Unfortunately, it’s not quite the wireless nirvana I was hoping for. Bluetooth connectivity to the MacBook Air I was testing with was pretty solid, except the keyboard seemed to take a long time to reconnect when the computer woke from sleep. I’d be finished typing my password, but the keyboard wouldn’t be connected until I was entering the last character so I’d have to start over. The 2.4GHz dongle took care of this issue.
The biggest issue, though, was the backlighting. I quickly discovered that the backlighting rapidly drains the keyboard’s battery. Razer says to expect up to 12-hours of battery life with it on. I was getting more like 10 hours, probably because I kept it around 50% brightness. Some days I am working pretty long hours (the joys of freelancing) and the keyboard would shut down on me with hours left to go. So I took to simply leaving it always plugged in—which negates the whole point of being wireless. In fact, it’s worse than a wired keyboard because you still have a cable, but also have to deal with those occasional wireless gremlins because when plugged into a PC, it still has to be connected wirelessly…

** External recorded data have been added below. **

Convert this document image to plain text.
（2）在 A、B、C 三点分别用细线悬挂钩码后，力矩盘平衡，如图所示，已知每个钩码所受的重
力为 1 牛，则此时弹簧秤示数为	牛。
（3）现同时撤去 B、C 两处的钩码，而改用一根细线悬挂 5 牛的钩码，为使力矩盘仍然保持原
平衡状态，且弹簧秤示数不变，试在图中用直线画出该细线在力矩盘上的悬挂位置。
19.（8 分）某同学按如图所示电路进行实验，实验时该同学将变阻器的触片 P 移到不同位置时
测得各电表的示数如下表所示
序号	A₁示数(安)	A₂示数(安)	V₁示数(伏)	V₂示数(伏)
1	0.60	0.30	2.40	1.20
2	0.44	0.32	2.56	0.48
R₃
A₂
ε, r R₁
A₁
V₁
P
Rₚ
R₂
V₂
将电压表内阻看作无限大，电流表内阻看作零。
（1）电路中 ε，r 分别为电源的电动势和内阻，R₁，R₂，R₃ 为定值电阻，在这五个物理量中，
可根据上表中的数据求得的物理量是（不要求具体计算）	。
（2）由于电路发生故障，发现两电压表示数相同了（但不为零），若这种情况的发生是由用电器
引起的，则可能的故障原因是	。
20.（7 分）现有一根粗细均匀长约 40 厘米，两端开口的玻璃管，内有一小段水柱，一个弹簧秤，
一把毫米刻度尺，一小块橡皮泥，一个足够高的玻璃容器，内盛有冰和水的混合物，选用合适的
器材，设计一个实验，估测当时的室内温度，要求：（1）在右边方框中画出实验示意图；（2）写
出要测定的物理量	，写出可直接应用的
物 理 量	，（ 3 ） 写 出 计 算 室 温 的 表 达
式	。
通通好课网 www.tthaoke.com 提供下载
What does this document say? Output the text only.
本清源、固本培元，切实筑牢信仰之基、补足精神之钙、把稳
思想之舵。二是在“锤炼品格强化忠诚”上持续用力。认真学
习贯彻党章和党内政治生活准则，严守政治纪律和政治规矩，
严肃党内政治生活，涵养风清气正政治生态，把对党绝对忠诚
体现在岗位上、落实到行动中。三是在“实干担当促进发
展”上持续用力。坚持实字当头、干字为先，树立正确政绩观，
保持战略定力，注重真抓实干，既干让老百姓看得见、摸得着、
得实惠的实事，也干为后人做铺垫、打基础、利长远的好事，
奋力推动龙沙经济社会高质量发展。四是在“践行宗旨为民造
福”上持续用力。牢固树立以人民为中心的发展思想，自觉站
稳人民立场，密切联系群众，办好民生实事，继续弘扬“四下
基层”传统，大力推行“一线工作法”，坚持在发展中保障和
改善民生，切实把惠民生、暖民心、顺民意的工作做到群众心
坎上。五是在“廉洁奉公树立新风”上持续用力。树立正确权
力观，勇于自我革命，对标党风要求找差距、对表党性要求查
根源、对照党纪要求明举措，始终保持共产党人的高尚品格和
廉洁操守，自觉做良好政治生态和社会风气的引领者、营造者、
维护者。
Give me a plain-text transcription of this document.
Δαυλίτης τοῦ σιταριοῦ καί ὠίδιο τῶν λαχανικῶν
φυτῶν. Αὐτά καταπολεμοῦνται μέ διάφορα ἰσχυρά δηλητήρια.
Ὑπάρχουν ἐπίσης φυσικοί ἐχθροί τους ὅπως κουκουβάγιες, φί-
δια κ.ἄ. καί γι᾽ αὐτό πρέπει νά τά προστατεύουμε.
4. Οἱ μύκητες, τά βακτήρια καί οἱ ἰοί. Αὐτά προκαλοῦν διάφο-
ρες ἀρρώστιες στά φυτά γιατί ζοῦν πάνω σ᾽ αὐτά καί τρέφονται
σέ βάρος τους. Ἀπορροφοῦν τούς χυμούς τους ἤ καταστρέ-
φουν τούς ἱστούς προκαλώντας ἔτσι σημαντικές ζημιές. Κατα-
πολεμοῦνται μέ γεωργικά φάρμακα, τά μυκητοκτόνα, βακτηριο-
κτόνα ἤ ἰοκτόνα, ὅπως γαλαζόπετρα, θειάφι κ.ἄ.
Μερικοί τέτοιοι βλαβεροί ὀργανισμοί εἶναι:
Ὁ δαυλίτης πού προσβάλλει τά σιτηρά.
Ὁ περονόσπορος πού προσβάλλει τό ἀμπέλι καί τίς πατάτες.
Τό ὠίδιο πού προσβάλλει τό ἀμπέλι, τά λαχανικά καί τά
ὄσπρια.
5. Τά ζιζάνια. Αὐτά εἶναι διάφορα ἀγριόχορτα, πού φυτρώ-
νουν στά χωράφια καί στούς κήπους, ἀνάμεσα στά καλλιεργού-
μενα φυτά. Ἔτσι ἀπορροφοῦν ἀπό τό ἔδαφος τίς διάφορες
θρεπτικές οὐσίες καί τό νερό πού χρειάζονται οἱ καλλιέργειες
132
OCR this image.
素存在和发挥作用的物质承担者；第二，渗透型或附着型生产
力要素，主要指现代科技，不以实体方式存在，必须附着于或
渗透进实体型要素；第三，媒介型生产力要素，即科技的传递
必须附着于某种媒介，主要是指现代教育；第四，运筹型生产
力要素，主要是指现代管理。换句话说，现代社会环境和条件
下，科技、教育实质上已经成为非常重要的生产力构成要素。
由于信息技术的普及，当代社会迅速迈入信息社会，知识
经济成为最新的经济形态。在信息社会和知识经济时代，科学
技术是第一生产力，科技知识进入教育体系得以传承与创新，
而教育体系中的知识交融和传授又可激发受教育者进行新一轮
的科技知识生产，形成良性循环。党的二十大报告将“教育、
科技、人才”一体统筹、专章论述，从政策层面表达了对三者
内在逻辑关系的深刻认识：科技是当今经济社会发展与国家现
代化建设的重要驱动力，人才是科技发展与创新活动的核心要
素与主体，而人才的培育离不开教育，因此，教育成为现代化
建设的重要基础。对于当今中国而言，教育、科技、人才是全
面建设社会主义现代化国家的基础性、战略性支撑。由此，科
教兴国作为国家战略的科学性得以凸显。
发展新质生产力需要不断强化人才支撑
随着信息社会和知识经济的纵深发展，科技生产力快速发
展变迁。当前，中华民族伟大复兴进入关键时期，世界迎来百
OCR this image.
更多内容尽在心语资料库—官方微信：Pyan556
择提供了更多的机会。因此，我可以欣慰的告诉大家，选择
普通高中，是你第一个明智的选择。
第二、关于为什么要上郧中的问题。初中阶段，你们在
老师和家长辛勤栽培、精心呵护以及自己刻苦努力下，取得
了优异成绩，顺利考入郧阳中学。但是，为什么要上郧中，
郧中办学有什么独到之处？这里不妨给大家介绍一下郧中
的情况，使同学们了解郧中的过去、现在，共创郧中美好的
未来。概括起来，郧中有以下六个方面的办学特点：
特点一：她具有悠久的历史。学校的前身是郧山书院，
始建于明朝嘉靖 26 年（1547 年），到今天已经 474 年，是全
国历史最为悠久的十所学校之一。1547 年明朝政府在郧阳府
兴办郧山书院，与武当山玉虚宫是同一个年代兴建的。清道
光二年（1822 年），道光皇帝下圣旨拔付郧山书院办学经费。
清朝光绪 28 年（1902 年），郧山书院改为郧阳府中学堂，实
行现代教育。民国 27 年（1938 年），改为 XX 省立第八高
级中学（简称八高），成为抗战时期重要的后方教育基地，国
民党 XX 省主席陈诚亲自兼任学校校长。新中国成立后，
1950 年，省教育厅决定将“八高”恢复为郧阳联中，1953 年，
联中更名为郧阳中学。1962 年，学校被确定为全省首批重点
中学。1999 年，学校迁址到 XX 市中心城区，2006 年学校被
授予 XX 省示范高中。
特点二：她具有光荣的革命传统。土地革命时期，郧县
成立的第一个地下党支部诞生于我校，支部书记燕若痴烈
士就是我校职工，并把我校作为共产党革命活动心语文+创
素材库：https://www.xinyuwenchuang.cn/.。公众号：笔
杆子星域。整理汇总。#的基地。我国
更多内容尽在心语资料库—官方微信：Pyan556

Without the backlighting, battery life is rated at a more reasonable “up to” 84 hours.
Is the Razer Pro Type the keyboard for you? If you are in search of a productivity keyboard that’s well made, attractively designed, and offering a great, tactile typing experience, then the Razer Pro Type is worth considering. The wireless battery life is disappointing—especially with the backlighting on—and the wireless connectivity can occasionally be a little fussy.
However, typing on this keyboard is a joy, and $139.99 it’s not unreasonably priced.
Disclosure: Razer provided a Pro Type keyboard for evaluation but had no input into this review. As an Amazon Associate, I earn affiliate fees from qualifying purchases.